Hot storage for Amazon OpenSearch Service is used for indexing and updating, while providing fast access to data. Standard data nodes use hot storage, which takes the form of instance store or Amazon Elastic Block Store (Amazon EBS) volumes attached to each node. Hot storage provides the fastest possible performance for indexing and searching new data.

You get the lowest latency for reading data in the hot tier, so you should use the hot tier to store frequently accessed data driving real-time analysis and dashboards. As your data ages, you access it less frequently and can tolerate higher latency, so keeping data in the hot tier is no longer cost-efficient.

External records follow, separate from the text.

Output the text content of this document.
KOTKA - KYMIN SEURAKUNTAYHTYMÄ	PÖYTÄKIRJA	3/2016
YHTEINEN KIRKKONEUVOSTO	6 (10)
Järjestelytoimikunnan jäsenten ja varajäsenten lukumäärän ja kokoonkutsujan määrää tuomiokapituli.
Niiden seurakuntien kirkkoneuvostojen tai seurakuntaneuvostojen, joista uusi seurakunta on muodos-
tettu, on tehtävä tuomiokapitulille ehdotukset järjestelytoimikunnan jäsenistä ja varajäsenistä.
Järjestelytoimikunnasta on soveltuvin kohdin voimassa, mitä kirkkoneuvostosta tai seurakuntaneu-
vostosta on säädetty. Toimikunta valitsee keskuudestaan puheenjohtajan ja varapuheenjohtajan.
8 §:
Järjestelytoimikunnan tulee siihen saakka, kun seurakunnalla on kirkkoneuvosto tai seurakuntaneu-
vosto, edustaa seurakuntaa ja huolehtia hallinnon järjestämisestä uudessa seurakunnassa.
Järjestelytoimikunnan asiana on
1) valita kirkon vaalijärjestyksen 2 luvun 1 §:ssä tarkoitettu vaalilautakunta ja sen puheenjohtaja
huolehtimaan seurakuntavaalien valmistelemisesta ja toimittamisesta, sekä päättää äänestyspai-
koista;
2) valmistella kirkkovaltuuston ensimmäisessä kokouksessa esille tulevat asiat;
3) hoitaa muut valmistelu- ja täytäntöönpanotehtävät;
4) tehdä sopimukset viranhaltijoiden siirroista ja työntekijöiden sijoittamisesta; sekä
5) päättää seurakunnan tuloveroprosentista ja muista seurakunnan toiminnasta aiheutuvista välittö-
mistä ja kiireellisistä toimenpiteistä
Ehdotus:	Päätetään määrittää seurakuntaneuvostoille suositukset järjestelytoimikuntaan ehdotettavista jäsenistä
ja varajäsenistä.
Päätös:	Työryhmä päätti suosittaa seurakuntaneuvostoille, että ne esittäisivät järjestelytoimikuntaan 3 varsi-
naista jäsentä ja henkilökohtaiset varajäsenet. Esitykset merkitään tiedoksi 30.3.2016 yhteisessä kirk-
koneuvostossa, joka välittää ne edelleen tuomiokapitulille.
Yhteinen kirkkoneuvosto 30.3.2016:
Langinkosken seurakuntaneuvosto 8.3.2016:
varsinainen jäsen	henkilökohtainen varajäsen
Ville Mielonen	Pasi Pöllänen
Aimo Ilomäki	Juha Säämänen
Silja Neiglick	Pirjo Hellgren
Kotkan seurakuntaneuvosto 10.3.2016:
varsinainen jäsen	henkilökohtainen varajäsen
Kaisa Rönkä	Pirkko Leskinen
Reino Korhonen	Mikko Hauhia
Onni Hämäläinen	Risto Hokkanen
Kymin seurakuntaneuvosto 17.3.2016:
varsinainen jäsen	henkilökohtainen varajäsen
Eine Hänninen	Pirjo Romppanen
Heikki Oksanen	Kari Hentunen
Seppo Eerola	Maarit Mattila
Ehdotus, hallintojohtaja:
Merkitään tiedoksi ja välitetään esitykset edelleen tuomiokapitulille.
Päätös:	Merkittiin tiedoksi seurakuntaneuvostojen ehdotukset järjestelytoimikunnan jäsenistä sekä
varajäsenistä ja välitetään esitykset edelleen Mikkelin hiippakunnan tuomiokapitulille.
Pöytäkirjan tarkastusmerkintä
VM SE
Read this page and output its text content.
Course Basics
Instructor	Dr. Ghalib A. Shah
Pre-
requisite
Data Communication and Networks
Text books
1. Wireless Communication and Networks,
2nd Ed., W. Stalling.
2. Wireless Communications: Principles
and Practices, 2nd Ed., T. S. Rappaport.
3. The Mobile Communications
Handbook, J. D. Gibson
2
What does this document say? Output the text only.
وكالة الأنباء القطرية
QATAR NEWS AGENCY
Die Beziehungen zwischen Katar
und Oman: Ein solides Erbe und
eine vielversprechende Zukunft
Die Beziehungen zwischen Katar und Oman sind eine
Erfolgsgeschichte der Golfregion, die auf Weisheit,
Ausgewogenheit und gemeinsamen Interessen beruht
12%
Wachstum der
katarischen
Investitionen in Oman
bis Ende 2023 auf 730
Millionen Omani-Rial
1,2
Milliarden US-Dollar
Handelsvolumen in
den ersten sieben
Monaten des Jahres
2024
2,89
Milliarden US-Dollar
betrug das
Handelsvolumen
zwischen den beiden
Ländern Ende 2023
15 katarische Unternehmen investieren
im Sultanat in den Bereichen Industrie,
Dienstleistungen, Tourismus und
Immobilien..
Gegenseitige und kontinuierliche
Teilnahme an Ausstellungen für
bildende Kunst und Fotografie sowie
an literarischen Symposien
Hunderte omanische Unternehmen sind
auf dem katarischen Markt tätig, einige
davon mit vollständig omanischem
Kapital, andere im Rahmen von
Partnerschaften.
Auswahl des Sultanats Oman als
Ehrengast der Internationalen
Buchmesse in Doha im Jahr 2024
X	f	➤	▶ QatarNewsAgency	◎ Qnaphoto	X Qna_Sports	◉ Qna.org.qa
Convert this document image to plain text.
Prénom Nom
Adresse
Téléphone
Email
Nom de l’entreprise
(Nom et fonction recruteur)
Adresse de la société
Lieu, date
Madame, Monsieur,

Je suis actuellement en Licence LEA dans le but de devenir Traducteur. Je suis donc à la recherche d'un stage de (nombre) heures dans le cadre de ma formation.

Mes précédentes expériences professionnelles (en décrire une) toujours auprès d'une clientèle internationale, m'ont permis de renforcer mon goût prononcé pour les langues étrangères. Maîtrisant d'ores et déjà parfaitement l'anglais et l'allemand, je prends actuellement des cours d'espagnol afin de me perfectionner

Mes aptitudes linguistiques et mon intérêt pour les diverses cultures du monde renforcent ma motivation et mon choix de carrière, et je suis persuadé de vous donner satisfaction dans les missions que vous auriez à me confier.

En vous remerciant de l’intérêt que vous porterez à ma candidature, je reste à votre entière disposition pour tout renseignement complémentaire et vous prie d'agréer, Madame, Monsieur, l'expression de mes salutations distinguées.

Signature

If you want to have low latency and fast access to the data, hot storage is a good choice for you.

UltraWarm storage

UltraWarm nodes use Amazon Simple Storage Service (Amazon S3) with related caching solutions to improve performance. UltraWarm offers significantly lower costs per GiB for read-only data that you query less frequently and don’t need the same performance as hot storage. Although you can’t modify the data while in UltraWarm, you can move the data to the hot storage tier for edits before moving it back.

When calculating UltraWarm storage requirements, you consider only the size of the primary shards. When you query for the list of shards in UltraWarm, you still see the primary and replicas listed. Both shards are stubs for the same, single copy of the data, which is in Amazon S3. The durability of data in Amazon S3 removes the need for replicas, and Amazon S3 abstracts away any operating system or service considerations. In the hot tier, accounting for one replica, 20 GB of index uses 40 GB of storage. In the UltraWarm tier, it’s billed at 20 GB.

The UltraWarm tier acts like a caching layer on top of the data in Amazon S3. UltraWarm moves data from Amazon S3 onto the UltraWarm nodes on demand, which speeds up access for subsequent queries on that data. For that reason, UltraWarm works best for use cases that access the same, small slice of data multiple times. You can add or remove UltraWarm nodes to increase or decrease the amount of cache against your data in Amazon S3 to optimize your cost per GB. To dial in your cost, be sure to test using a representative dataset. To monitor performance, use the WarmCPUUtilization and WarmJVMMemoryPressure metrics. See UltraWarm metrics for a complete list of metrics.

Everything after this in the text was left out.